The focus then shifts to the question whether the Supreme Court of Appeal could have come to another ruling with respect to restorative justice and sexual offences. To answer this question, reference is made to international practice and views. Restorative justice is applied widely and in different jurisdictions. Studies indicate that restorative justice holds meaningful advantages for victims with regard to justice, accountability, satisfaction, remorse, forgiveness and emotional well-being. It is also utilised in cases of sexual offences. In New Zealand restorative justice has been applied successfully in both youth courts and courts for adult offenders. The Restore project endeavours to facilitate the healing of victims through restorative practices. An Australian study which covered nearly 400 cases of sexual offences indicated that restorative processes were less victimising, the role players were more satisfied with the outcomes and the recidivism rate was lower. With regard to the problem of the victim's wishes versus public opinion the Centre for Innovative Justice suggests that a binary test should be used. First it should be objectively decided whether a matter is eligible and thereafter more subjectively whether the matter is suitable for restorative processes.

Turning to academic opinions, the research of Keenan and Zinsstag and the practice guide on restorative justice by Mercer and others are discussed. Keenan and Zinsstag refer to numerous international articles and research on restorative justice in cases of sexual offences. They come to the conclusion that due to the nature of sexual offences, restorative justice is a better alternative for obtaining justice. They indicate that restorative justice does not necessarily entail a court process and that different restorative processes can be utilised, depending on the nature of the case. They conclude that the time is ripe for restorative processes to be developed in all jurisdictions for sexual offences.

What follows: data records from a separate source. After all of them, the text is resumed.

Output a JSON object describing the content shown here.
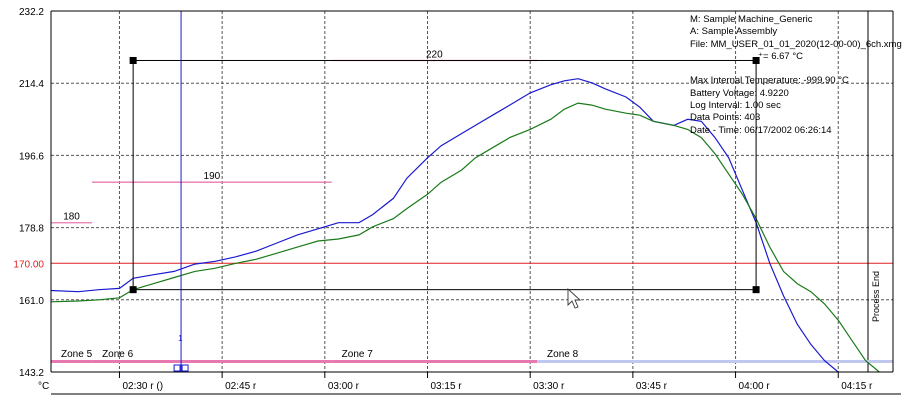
{
  "chart_data": {
    "type": "line",
    "ylim": [
      143.2,
      232.2
    ],
    "y_ticks": [
      "232.2",
      "214.4",
      "196.6",
      "178.8",
      "161.0",
      "143.2"
    ],
    "y_unit": "°C",
    "x_ticks": [
      "02:30 r ()",
      "02:45 r",
      "03:00 r",
      "03:15 r",
      "03:30 r",
      "03:45 r",
      "04:00 r",
      "04:15 r"
    ],
    "x_start": "02:20",
    "x_end": "04:23",
    "reference_line": {
      "value": 170.0,
      "label": "170.00",
      "color": "#e02020"
    },
    "series": [
      {
        "color": "#1a1ad0",
        "points": [
          [
            "02:20",
            163.3
          ],
          [
            "02:24",
            163.0
          ],
          [
            "02:27",
            163.5
          ],
          [
            "02:30",
            163.8
          ],
          [
            "02:32",
            166.3
          ],
          [
            "02:35",
            167.2
          ],
          [
            "02:38",
            168.0
          ],
          [
            "02:41",
            169.8
          ],
          [
            "02:44",
            170.5
          ],
          [
            "02:47",
            171.6
          ],
          [
            "02:50",
            173.0
          ],
          [
            "02:53",
            175.0
          ],
          [
            "02:56",
            177.0
          ],
          [
            "02:59",
            178.5
          ],
          [
            "03:02",
            180.0
          ],
          [
            "03:05",
            180.0
          ],
          [
            "03:07",
            182.0
          ],
          [
            "03:10",
            186.0
          ],
          [
            "03:12",
            191.0
          ],
          [
            "03:15",
            196.0
          ],
          [
            "03:17",
            199.0
          ],
          [
            "03:20",
            202.0
          ],
          [
            "03:22",
            204.0
          ],
          [
            "03:25",
            207.0
          ],
          [
            "03:27",
            209.0
          ],
          [
            "03:30",
            212.0
          ],
          [
            "03:33",
            214.0
          ],
          [
            "03:35",
            215.0
          ],
          [
            "03:37",
            215.5
          ],
          [
            "03:39",
            214.5
          ],
          [
            "03:41",
            213.0
          ],
          [
            "03:44",
            211.0
          ],
          [
            "03:46",
            208.5
          ],
          [
            "03:48",
            205.0
          ],
          [
            "03:51",
            204.0
          ],
          [
            "03:53",
            205.5
          ],
          [
            "03:55",
            205.0
          ],
          [
            "03:57",
            201.0
          ],
          [
            "03:59",
            196.0
          ],
          [
            "04:01",
            188.0
          ],
          [
            "04:03",
            180.0
          ],
          [
            "04:05",
            170.0
          ],
          [
            "04:07",
            162.0
          ],
          [
            "04:09",
            155.0
          ],
          [
            "04:11",
            150.0
          ],
          [
            "04:13",
            146.0
          ],
          [
            "04:15",
            143.2
          ]
        ]
      },
      {
        "color": "#1a7a1a",
        "points": [
          [
            "02:20",
            160.5
          ],
          [
            "02:24",
            160.7
          ],
          [
            "02:27",
            161.0
          ],
          [
            "02:30",
            161.5
          ],
          [
            "02:32",
            163.5
          ],
          [
            "02:35",
            165.0
          ],
          [
            "02:38",
            166.5
          ],
          [
            "02:41",
            168.0
          ],
          [
            "02:44",
            168.8
          ],
          [
            "02:47",
            170.0
          ],
          [
            "02:50",
            171.0
          ],
          [
            "02:53",
            172.5
          ],
          [
            "02:56",
            174.0
          ],
          [
            "02:59",
            175.5
          ],
          [
            "03:02",
            176.0
          ],
          [
            "03:05",
            177.0
          ],
          [
            "03:07",
            179.0
          ],
          [
            "03:10",
            181.0
          ],
          [
            "03:12",
            183.5
          ],
          [
            "03:15",
            187.0
          ],
          [
            "03:17",
            190.0
          ],
          [
            "03:20",
            193.0
          ],
          [
            "03:22",
            196.0
          ],
          [
            "03:25",
            199.0
          ],
          [
            "03:27",
            201.0
          ],
          [
            "03:30",
            203.0
          ],
          [
            "03:33",
            205.5
          ],
          [
            "03:35",
            208.0
          ],
          [
            "03:37",
            209.5
          ],
          [
            "03:39",
            209.0
          ],
          [
            "03:41",
            208.0
          ],
          [
            "03:44",
            207.0
          ],
          [
            "03:46",
            206.5
          ],
          [
            "03:48",
            205.0
          ],
          [
            "03:51",
            204.0
          ],
          [
            "03:53",
            203.0
          ],
          [
            "03:55",
            201.0
          ],
          [
            "03:57",
            197.0
          ],
          [
            "03:59",
            192.0
          ],
          [
            "04:01",
            187.0
          ],
          [
            "04:03",
            181.0
          ],
          [
            "04:05",
            174.0
          ],
          [
            "04:07",
            168.0
          ],
          [
            "04:09",
            165.0
          ],
          [
            "04:11",
            163.0
          ],
          [
            "04:13",
            160.0
          ],
          [
            "04:15",
            156.0
          ],
          [
            "04:17",
            151.0
          ],
          [
            "04:19",
            146.0
          ],
          [
            "04:21",
            143.2
          ]
        ]
      }
    ],
    "zones": [
      {
        "label": "Zone 5",
        "start": "02:20",
        "end": "02:26",
        "level": 180,
        "level_label": "180",
        "color": "#e878b0"
      },
      {
        "label": "Zone 6",
        "start": "02:26",
        "end": "03:01",
        "level": 190,
        "level_label": "190",
        "color": "#e878b0"
      },
      {
        "label": "Zone 7",
        "start": "03:01",
        "end": "03:31",
        "level": 220,
        "level_label": "220",
        "color": "#e878b0"
      },
      {
        "label": "Zone 8",
        "start": "03:31",
        "end": "04:23",
        "color": "#c0c8f0"
      }
    ],
    "marker_line": {
      "time": "02:39",
      "label": "1",
      "color": "#1a1ad0"
    },
    "measurement_box": {
      "t1": "02:32",
      "t2": "04:03",
      "y_low": 163.5,
      "y_high": 220.0
    },
    "process_end_label": "Process End",
    "process_end_time": "04:23"
  },
  "info": {
    "machine": "M: Sample Machine_Generic",
    "assembly": "A: Sample Assembly",
    "file": "File: MM_USER_01_01_2020(12-00-00)_6ch.xmg",
    "delta": "⁺=   6.67 °C",
    "max_temp": "Max Internal Temperature: -999.90 °C",
    "battery": "Battery Voltage: 4.9220",
    "log_interval": "Log Interval: 1.00 sec",
    "data_points": "Data Points: 403",
    "date_time": "Date - Time: 06/17/2002 06:26:14"
  }
}
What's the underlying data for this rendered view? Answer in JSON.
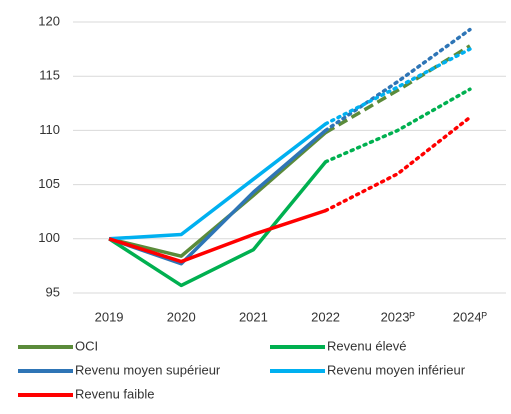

In their practice guide Mercer and others discuss the application of restorative justice in sexual offence cases in detail, referring to the reasons why it should be applied and warning that restorative justice is not a "quick fix" and that practitioners dealing with sexual offences should possess specialised knowledge.

The discussion also refers to a sense of discomfort with the current legal system and the experiences of child victims to support the view that restorative justice should be applied to sexual offences. Reference is also made to the South African Child Justice Act, which sanctions the use of restorative justice processes in cases of child offenders.

Returning to the two Supreme Court of Appeal judgments in Thabethe and Seedat it is argued that in both instances the court was correct in indicating that sexual offences are serious offences. It was also correct in holding the view that restorative justice processes should not be applied in all matters. It is, however, submitted that the court was not correct in reducing restorative justice to a mere sentencing option. Restorative justice is a particular way in which to obtain justice and can be utilised on its own or in support of existing penal systems. In both cases the court also did not attach the necessary importance to the views of the victim, thereby negating the principle that the victim should be empowered. Had the court applied restorative principles to the Thabethe case it should have held that there were enough grounds to rule on the matter through a restorative justice lens. In Seedat, on the other hand, the court should have found that, as the offender did not accept responsibility for his actions, restorative justice could never have been applied.

The discussion concludes that restorative justice processes should be used, albeit with the necessary caution in cases of sexual offences, conceding that training and a change of perspective are still necessary.